Thursday, July 16, 2009

Recycled Art

A sculpture made of thousands of aluminum cans is unveiled on an English cliff top as part of a United Kingdom national initiative to encourage consumers to recycle more The world's largest recycled artwork was unveiled as part of a new drive to encourage consumers to recycle their cans and bottles this summer.

Transforming thousands of used aluminum cans collected from around the UK, the sculpture, called Precious Metal, took a team of artists a week to complete and can only be fully viewed from the air.

The artwork, near Eastbourne, is inspired by a classic 1949 summer poster from the Coca-Cola archives of a swimsuit-clad lady relaxing in the sun. It was led by the award-winning Cornish sculptor Robert Bradford.

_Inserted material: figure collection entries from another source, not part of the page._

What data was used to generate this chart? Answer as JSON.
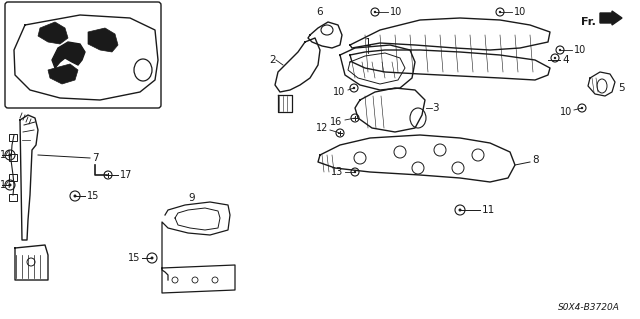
{
  "background_color": "#f5f5f5",
  "diagram_code": "S0X4-B3720A",
  "line_color": "#1a1a1a",
  "text_color": "#1a1a1a",
  "fig_width": 6.4,
  "fig_height": 3.19,
  "dpi": 100
}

Liz Lowe, citizenship manager at Coca-Cola Great Britain, said: "Old cans aren't just waste, they're precious metal. They can live forever through recycling, to be used time and time again to make a whole number of new things, saving huge amounts of energy and raw materials."

The fact is when you recycle aluminum; you preserve 95% of the energy it would have taken to create the same material again from virgin resources. These resources are traditionally located overseas, thereby compounding the issue by having our money leave the United States in return for even more future waste materials.

Recycling aluminum is a domestic process with a plant right here in the northwest. When you recycle aluminum, you are supporting our own, local economies.

This initiative is timely even here in the United States. Many millions of aluminum cans and plastic bottles are discarded into the trash daily. This material is a precious natural resource and when recycled preserves other resources, reduces litter, and creates much needed jobs. Now is the time to decide, do you care more about your community or the convenience offered by easy disposal.